Picture this: Katy Perry’s “California Gurls” is blasting from the speakers while my three friends and I shout the lyrics. I’m speeding down I-95 in my mom’s Jeep Wrangler, the wind is blowing through my hair. Life at 80 mph is sublime.
But of course, I wake up from this unrealistic dream, and realize that my mom doesn’t have a Jeep, I don’t have my license, and I don’t even know how to get to I-95.
Why does the road to getting my license have so many speed bumps?
Is getting my license meant to be this difficult? I know how to drive. I don’t run red lights, text, or talk on the phone, yet my parents seem to keep coming up with excuses to come between my golden ticket and me.
Everything would change if I got my license. No more money squandered on Westport Taxi, and no more dreadful hours spent in the car with my parents as backseat passengers. Finally, I’ll get the green light to become a certified, card carrying, state of Connecticut license holder before the year ends. But wait, that’s what I have been telling myself since my birthday.
I have been 16 since June 20. It’s December. I should have had my license for over a month by now. So what’s the hold up? You guessed it… Mom and Dad.
“Dad, let’s go to the DMV now to get my permit,” I said.
“Nicolette, do you know what kind of a responsibility it is to drive a car? We’ll go to get your learner’s permit when I think you’re more ready.”
Four days go by. I follow up.
“So dad, do you think we’re ready to get my permit yet?”
“Well, what car would you even drive? I just don’t see the point. You are definitely not driving my Audi A4. Don’t even begin to think you are getting your own car just yet.”

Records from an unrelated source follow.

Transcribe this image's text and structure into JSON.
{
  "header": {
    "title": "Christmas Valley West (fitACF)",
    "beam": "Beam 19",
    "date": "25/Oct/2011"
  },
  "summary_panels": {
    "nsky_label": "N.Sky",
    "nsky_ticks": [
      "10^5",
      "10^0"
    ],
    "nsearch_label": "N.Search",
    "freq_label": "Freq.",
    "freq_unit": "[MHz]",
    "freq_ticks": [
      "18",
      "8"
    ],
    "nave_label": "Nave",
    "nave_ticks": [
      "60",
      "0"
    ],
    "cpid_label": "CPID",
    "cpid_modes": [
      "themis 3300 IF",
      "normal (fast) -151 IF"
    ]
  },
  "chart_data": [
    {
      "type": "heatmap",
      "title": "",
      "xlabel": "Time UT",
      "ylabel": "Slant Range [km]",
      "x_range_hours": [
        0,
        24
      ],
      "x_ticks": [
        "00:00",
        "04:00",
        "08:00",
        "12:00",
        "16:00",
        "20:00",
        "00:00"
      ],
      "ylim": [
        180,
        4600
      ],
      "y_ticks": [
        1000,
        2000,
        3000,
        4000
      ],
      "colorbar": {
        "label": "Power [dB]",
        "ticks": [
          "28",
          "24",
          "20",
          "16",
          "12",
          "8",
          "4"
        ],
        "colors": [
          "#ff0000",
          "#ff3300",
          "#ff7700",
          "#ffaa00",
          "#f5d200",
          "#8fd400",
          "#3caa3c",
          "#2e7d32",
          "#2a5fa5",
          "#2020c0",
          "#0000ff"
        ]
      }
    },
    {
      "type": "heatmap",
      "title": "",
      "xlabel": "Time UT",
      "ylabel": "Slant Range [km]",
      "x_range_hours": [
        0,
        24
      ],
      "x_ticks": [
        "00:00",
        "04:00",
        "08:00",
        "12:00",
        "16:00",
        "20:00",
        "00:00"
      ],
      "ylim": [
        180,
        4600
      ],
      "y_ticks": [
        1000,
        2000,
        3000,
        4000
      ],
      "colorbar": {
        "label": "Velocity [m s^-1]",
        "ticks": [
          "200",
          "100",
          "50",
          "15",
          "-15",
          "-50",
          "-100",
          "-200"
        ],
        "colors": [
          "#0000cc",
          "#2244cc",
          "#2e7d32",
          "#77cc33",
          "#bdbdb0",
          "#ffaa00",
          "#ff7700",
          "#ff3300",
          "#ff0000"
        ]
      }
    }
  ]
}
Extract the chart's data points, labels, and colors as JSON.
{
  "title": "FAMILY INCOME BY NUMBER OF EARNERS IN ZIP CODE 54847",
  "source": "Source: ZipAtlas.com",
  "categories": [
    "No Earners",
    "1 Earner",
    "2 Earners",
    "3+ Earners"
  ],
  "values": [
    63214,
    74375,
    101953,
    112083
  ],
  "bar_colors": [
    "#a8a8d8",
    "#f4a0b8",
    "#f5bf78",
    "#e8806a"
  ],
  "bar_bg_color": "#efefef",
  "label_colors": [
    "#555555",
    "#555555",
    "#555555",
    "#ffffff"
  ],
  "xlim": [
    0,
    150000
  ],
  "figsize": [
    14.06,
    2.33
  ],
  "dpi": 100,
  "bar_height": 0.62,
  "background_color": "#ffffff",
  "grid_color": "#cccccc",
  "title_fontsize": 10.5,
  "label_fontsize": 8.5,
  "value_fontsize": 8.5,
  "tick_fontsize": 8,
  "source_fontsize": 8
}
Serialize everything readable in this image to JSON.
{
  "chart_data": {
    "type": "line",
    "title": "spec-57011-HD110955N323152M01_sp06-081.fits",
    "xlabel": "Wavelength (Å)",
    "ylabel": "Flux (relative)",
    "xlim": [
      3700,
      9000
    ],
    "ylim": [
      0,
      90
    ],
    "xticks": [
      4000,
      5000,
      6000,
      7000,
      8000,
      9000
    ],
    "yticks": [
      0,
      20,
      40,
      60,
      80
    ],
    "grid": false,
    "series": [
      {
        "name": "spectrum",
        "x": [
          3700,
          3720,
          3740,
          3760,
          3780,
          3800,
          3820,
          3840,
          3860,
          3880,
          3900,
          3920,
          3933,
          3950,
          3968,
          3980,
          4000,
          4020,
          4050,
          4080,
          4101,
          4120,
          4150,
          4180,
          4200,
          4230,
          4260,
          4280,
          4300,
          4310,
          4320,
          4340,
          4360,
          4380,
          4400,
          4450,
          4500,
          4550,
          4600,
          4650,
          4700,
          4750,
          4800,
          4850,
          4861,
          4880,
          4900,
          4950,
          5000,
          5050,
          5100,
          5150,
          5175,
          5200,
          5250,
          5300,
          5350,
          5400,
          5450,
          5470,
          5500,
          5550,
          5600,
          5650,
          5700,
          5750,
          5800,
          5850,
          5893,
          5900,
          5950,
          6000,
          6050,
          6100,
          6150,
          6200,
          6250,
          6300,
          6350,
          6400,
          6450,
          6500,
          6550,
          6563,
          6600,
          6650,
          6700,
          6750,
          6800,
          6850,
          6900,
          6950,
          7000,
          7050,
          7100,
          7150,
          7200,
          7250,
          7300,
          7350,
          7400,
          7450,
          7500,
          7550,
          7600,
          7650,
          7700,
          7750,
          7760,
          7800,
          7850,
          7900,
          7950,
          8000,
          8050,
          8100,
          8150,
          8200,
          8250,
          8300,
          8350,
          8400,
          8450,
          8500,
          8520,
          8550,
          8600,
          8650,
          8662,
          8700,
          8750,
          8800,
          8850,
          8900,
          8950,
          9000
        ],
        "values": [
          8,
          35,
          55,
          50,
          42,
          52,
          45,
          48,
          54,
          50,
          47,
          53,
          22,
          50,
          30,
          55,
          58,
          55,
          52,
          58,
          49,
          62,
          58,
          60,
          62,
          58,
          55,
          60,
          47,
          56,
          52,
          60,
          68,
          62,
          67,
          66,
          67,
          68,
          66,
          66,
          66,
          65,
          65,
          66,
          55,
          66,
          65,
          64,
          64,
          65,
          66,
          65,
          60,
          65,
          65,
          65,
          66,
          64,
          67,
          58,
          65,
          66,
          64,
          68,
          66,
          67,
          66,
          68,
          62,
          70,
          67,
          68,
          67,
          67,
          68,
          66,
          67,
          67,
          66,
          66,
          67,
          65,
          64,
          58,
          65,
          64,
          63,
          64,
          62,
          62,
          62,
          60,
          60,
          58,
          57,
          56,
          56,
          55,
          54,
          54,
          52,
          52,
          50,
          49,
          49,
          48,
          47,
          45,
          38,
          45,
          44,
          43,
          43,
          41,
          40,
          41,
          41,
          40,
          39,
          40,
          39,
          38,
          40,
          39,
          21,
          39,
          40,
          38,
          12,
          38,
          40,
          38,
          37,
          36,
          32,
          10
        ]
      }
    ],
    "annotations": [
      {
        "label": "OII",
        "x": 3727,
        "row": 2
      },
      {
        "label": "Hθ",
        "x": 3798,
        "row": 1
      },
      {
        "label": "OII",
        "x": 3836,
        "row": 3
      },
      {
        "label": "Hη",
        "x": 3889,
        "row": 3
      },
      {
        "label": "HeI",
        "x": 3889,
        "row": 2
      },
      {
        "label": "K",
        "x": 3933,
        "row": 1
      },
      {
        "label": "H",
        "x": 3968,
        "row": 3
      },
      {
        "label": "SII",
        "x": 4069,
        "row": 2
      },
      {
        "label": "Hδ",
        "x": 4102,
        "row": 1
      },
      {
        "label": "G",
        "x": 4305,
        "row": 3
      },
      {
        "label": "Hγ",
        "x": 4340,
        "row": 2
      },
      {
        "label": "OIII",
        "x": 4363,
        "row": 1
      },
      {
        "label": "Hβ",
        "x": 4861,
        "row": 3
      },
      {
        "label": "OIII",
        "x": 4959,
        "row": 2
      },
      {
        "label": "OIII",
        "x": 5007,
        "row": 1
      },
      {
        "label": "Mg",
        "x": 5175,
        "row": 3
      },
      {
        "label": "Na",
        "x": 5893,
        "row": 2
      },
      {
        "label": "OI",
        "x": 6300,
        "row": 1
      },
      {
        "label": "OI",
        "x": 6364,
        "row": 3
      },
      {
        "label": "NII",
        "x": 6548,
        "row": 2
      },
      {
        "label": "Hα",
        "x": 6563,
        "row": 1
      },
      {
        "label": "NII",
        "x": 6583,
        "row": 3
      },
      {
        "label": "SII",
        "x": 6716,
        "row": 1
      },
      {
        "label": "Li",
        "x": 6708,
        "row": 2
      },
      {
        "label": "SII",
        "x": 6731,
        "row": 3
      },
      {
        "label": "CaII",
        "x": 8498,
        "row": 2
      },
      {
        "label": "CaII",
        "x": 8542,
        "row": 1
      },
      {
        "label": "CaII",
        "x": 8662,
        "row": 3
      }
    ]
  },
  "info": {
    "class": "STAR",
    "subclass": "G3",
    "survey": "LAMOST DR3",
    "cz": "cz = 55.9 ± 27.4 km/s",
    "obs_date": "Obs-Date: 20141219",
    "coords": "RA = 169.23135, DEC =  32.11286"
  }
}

About a month later, I finally got my permit, and I enrolled in drivers education class. I have already finished one-third of the course, and I am 10 classes away from my license (hallelujah). The date is set to take my road test on Dec. 21, and I’m already picking out a key chain (a beige leather initial “N”) for my duplicate set of keys to one of my family’s cars.
But last night, when my parents picked me up from drivers education, they seemed alarmed at some information they had just learned. Apparently, someone at my mom’s gym spilled the beans that drivers education—in other words, paying $735—isn’t a requirement as long as I wait two extra months to get my license. There goes my drivers education, and two months more behind the wheel with my parents.
Why does the road to getting my license have so many speed bumps? I’m a teenager, yet my parents’ image of me is so 10 years ago, as if I still need to be buckled into a car seat.
Teenagers know what it’s like to drive with parents—you end up driving each other crazy. My mother drives 50 mph down Long Lots Rd, so who is she to judge my driving skills? But all of this is just a passing phase, a detour on the road to getting a license. Perhaps right now they micromanage every single twist and turn of my superb driving.
But, whatever… I’m over it.
I’m pleased to say that I will be in a car by myself no later than my senior year. As for my license, I expect to have that in hand, oh, in approximately 56 days, 11 hours, 27 minutes and 16 seconds. But who’s counting? See ya on I-95.